When I was in college, I read a survey posted by a Sociology major titled, Terrible Travels. The idea was for people to list places they hated being, but for some reason still felt compelled to attend. “The DMV”, “Airports”, and “The Dentist” were entries that would surprise no one, but as I got toward the middle I noticed another one, “Church”. Normally this wouldn’t have bothered me, but I went to a Christian college. It seemed even Christians didn’t want to go to church.

So what happened? How did the act of going to Church, which once led to joy and celebration, turn into such a chore? I’m sure many theologians will have much wiser answers than I do, but for my part, I believe it’s because many churches have stopped being families. In a recent article by Sarah Bessey, the author describes how her Church is more than an institution for believers, it is a home for all those who seek to know Christ.           

“Because at the end of the service, they practice the priesthood of all believers and anyone can pray for anyone else. Just go ahead and pray, go ahead. Talk to each other, you don’t need a sanctioned commissioning, you are already part of this Body so go on then. Because I need to be around people who love Jesus, too. Because I know Jesus better when I hear about Him from other people who follow Him, too.”

“Because I almost always encounter the Holy Spirit in a profound, sideways sort of way when we’re gathered together in His name. Because then I leave and I go back out into my world, my neighborhood, my life, and there is always the promise of next week. Because some of my greatest wounds have come from church and so my greatest healing has happened here, too.

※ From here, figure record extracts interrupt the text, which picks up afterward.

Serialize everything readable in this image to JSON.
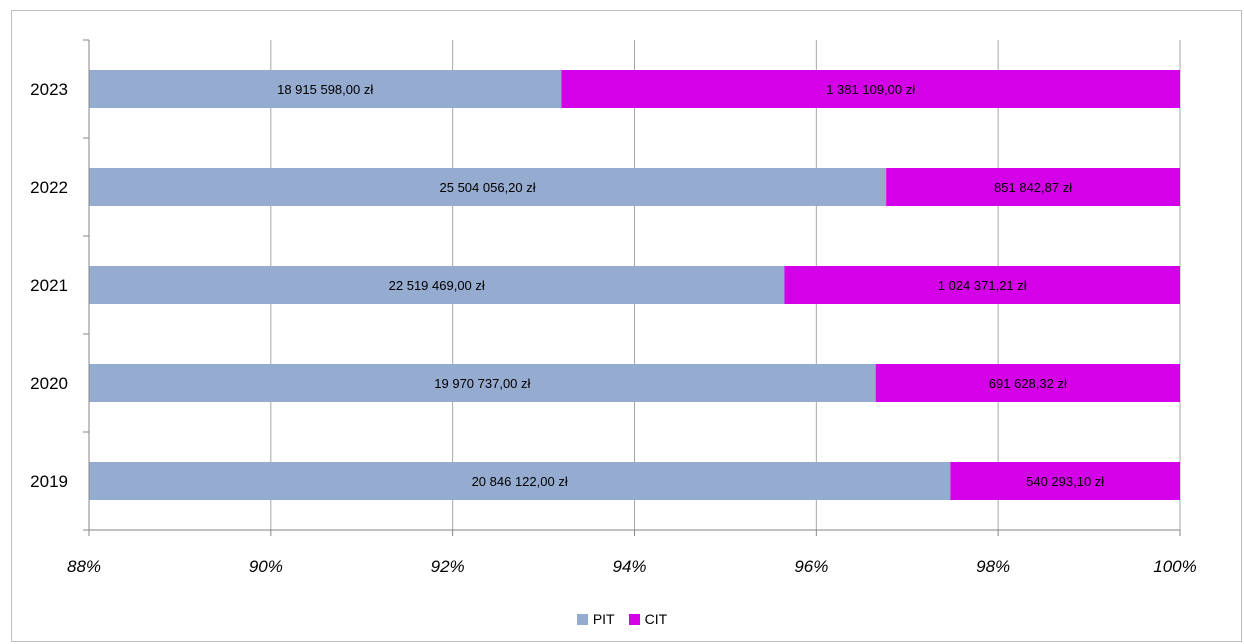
{
  "chart_data": {
    "type": "bar",
    "orientation": "horizontal",
    "stacked": "percent",
    "categories": [
      "2023",
      "2022",
      "2021",
      "2020",
      "2019"
    ],
    "series": [
      {
        "name": "PIT",
        "color": "#95abcf",
        "values": [
          18915598.0,
          25504056.2,
          22519469.0,
          19970737.0,
          20846122.0
        ],
        "labels": [
          "18 915 598,00 zł",
          "25 504 056,20 zł",
          "22 519 469,00 zł",
          "19 970 737,00 zł",
          "20 846 122,00 zł"
        ]
      },
      {
        "name": "CIT",
        "color": "#d400e8",
        "values": [
          1381109.0,
          851842.87,
          1024371.21,
          691628.32,
          540293.1
        ],
        "labels": [
          "1 381 109,00 zł",
          "851 842,87 zł",
          "1 024 371,21 zł",
          "691 628,32 zł",
          "540 293,10 zł"
        ]
      }
    ],
    "xlim": [
      88,
      100
    ],
    "xticks": [
      "88%",
      "90%",
      "92%",
      "94%",
      "96%",
      "98%",
      "100%"
    ],
    "grid": true,
    "legend": "bottom"
  }
}
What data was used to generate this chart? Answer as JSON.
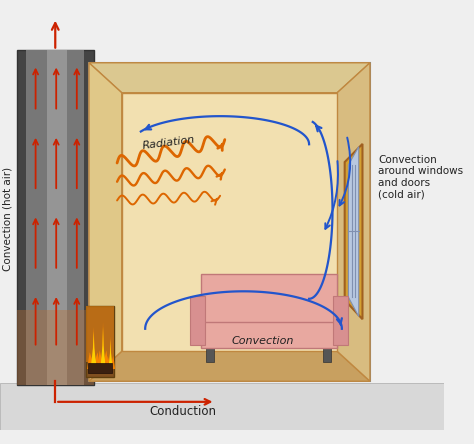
{
  "bg_color": "#efefef",
  "red": "#cc2200",
  "blue": "#2255cc",
  "orange": "#dd6600",
  "label_conv_hot": "Convection (hot air)",
  "label_conduction": "Conduction",
  "label_radiation": "Radiation",
  "label_convection": "Convection",
  "label_conv_window": "Convection\naround windows\nand doors\n(cold air)"
}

People underestimate the power of family. Family offers unconditional love, it offers understanding and safety, discipline but fairness, and a place to turn when you feel lost. Or at least it’s supposed to. In recent years, the Church has behaved more like a moral autocrat than a loving parent, and this position has cost believers and non-believers alike. If we are to repair the damage we’ve done, a fully represent the image of Christ, we must change our approach.

Look at what Jesus says in the book of Matthew,    

“‘Then the King will say to those on his right, 'Come, you who are blessed by my Father; take your inheritance, the kingdom prepared for you since the creation of the world. For I was hungry and you gave me something to eat, I was thirsty and you gave me something to drink, I was a stranger and you invited me in, I needed clothes and you clothed me, I was sick and you looked after me, I was in prison and you came to visit me.' "Then the righteous will answer him, 'Lord, when did we see you hungry and feed you, or thirsty and give you something to drink? When did we see you a stranger and invite you in, or needing clothes and clothe you? When did we see you sick or in prison and go to visit you?' "The King will reply, 'I tell you the truth, whatever you did for one of the least of these brothers of mine, you did for me.'” – Matthew 25:34-40

It is time for the Church to become a home. A place where the poor and lonely can find a family they never knew. No one connected by blood, but by something stronger. By the unshakable spirit, and unending love, of Jesus Christ.